In Mismatch, Holmes writes about the Persona Spectrum, an inclusive design method that solves issues for one specific person or need and then extends that solution to many others. I experienced it first-hand when I was on crutches and used elevators instead of stairs. I experienced it again after I was off crutches when I followed a closed-caption TV program in a noisy airport. The point is that we will all benefit from inclusive design at some period in our lives. As we age, changes in our abilities—which might include loss of hearing, diminished eyesight, and limited mobility—are inevitable. We all will need adaptive measures to continue living comfortable, independent lives. As Holmes points out, when we use inclusive design to create new products and technologies, “we’re designing not only for others but also for our future selves.”

KAT HOLMES

During her tenure as Principal Director of Inclusive Design, Kat Holmes helped Microsoft develop the inclusive design methodology that’s now become a core corporate tenet. After leaving the tech behemoth in the spring of 2017, Holmes started drafting Mismatch, the book that’s quickly becoming the primer on inclusive design. “Writing the book forced me to contend with the fact that inclusion happens in many different ways,” she says. “So many people were talking about inclusion through the lens of gender and race, and I had spent most of my time focused on disability.”

JOHN PORTER

A UX designer at Microsoft, Porter focuses on seeking ways to better account for the diversity of human ability in the company’s designs. While pursuing a degree in materials science and engineering at the University of Washington, Porter discovered UW’s Department of Human Centered Design and Engineering, which explores the roles that tech plays in human activity and works with interdisciplinary researchers to build the technologies of the future. He was immediately hooked.
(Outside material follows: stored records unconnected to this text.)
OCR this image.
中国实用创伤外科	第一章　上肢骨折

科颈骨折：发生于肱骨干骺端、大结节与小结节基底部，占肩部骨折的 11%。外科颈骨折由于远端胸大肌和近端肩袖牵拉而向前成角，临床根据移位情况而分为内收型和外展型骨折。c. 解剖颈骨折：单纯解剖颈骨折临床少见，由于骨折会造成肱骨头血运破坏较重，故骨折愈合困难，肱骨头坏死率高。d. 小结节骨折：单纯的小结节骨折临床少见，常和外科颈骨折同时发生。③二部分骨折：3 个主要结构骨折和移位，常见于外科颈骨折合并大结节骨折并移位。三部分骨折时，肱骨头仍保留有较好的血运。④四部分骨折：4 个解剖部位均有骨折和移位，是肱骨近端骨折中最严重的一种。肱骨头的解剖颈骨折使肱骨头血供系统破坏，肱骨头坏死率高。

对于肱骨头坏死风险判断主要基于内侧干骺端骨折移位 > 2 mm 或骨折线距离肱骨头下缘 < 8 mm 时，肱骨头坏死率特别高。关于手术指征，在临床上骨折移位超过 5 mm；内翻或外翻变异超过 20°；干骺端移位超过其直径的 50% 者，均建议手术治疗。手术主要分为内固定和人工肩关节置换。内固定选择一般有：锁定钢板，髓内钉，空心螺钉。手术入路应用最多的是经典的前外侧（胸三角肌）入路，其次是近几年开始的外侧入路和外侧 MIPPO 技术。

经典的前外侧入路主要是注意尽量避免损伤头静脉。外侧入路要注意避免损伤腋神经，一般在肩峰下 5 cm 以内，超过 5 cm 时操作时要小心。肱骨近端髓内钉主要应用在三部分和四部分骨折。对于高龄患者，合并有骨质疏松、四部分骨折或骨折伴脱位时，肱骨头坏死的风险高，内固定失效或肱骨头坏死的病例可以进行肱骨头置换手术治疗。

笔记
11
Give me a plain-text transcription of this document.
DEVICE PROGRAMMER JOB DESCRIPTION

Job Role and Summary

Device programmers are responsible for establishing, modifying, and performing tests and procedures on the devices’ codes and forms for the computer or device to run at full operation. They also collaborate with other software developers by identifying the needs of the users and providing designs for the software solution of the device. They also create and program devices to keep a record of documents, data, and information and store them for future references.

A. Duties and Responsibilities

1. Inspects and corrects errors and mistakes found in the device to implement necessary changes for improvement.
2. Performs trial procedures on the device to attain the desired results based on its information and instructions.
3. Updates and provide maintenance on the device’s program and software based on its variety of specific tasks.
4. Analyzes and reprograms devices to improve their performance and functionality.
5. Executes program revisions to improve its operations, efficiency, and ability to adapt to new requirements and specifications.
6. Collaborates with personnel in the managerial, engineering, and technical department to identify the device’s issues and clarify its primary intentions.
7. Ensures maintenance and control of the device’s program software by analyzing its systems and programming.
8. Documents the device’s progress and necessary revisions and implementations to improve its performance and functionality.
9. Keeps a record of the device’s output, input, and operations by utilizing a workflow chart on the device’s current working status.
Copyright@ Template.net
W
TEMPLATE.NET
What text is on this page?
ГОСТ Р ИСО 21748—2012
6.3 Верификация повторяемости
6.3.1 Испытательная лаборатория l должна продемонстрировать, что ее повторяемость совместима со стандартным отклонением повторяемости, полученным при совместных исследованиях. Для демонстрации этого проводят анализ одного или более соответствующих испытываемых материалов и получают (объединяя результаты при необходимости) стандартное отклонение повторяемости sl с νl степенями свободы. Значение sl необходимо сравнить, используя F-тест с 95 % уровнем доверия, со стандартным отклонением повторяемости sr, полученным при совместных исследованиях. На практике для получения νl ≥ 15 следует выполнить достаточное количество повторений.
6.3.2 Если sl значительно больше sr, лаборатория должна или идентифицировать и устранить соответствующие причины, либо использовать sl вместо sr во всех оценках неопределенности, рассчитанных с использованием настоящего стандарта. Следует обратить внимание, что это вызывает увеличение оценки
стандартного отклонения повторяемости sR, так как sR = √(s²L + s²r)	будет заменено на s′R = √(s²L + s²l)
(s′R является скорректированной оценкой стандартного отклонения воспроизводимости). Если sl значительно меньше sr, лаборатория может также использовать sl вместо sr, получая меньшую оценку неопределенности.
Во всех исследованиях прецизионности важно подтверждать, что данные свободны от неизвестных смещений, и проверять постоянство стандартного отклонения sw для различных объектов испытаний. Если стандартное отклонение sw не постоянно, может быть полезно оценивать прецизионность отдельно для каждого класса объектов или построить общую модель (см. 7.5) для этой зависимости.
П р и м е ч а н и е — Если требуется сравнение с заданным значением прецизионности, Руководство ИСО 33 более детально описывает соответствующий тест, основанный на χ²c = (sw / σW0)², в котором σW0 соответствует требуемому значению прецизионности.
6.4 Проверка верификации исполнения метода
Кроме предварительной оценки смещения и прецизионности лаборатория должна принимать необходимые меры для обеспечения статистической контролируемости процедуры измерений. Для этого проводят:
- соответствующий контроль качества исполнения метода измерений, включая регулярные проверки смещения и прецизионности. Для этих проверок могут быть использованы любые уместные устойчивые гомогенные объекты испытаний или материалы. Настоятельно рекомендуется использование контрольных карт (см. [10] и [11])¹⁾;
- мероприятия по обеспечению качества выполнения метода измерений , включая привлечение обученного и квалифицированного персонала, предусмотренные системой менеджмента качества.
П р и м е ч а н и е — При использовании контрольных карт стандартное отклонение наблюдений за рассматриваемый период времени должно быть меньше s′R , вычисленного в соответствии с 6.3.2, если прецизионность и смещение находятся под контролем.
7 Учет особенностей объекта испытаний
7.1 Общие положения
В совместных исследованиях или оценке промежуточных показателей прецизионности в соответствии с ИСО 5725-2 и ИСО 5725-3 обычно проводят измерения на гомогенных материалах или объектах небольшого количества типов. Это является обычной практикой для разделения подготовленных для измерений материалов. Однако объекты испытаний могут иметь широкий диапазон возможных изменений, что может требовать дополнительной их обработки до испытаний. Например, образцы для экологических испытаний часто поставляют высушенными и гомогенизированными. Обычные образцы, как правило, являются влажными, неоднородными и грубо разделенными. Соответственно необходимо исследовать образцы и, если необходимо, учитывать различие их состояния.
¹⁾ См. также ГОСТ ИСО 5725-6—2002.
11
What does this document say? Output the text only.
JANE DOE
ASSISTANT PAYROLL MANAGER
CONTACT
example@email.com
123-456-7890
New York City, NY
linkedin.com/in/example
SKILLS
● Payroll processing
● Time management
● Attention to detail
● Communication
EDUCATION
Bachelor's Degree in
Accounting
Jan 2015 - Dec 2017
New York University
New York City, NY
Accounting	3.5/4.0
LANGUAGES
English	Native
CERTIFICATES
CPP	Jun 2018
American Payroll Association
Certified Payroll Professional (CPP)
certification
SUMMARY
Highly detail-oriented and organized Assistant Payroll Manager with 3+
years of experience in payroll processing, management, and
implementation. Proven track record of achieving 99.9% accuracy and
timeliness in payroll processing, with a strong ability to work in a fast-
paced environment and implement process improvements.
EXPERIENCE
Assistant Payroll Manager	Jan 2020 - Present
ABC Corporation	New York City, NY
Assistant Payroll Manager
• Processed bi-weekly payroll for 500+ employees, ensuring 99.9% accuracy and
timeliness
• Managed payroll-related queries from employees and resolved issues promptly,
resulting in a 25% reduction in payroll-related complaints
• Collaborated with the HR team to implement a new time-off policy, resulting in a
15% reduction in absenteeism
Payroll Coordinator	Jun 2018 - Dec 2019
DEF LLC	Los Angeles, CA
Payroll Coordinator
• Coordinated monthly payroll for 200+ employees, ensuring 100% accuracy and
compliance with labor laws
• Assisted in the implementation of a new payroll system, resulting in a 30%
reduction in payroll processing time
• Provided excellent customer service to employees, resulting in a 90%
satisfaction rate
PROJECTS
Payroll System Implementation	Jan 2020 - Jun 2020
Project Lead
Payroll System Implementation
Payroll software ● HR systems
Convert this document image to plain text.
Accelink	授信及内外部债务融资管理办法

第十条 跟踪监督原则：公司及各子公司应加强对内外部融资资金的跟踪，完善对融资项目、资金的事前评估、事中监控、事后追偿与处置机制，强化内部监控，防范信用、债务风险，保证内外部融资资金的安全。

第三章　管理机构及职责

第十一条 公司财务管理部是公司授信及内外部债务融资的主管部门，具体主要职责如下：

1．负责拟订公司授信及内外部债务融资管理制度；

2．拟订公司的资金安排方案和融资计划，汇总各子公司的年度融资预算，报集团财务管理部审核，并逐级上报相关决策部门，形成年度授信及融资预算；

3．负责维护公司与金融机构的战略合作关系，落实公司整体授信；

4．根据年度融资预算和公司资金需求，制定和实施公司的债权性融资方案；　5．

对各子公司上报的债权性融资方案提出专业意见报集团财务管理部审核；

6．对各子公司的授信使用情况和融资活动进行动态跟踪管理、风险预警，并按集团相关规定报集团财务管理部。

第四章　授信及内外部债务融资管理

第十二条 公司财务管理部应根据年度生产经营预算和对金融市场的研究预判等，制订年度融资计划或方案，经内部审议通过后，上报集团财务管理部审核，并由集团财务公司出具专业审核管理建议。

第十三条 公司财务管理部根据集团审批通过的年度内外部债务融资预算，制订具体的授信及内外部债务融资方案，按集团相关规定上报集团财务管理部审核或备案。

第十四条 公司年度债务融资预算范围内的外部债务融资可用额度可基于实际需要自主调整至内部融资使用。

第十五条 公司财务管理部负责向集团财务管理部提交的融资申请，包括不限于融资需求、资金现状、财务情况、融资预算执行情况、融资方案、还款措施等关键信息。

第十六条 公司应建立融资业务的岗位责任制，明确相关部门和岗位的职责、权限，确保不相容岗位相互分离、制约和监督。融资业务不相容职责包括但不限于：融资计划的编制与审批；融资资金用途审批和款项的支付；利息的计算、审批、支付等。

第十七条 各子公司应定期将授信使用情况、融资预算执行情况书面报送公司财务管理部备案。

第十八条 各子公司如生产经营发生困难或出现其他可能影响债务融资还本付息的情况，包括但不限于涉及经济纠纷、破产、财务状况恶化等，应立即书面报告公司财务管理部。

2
Now he’s finishing up his PhD while teaching at HCDE, centering his work on video game accessibility. “I’ve been playing video games since I was three,” Porter says. “Around the time that the N64 came out, I was no longer able to use the controller. My gaming switched over to the computer, which is more inclusive because it allows me to use a wider and more flexible variety of input methods.”

TIFFANY BROWN

Architectural designer Tiffany Brown was born and raised in Detroit and currently works with SmithGroup, an international design and architecture firm with an office in her hometown. Brown wasn’t exposed to design or architecture as a child, but she loved to draw and dreamed of being an animator at Disney. When Brown was 17, she heard a speaker from Lawrence Technological University deliver a talk on architecture, a pivotal moment that sent her on a trajectory toward gaining her own degree in the field. In 2017, Brown won a Knight Arts Challenge grant for her project, 400 Forward, which strives to welcome more black girls and women into the fields of architecture and urban planning. “I want to be the face I was looking for when I was growing up,” Brown says.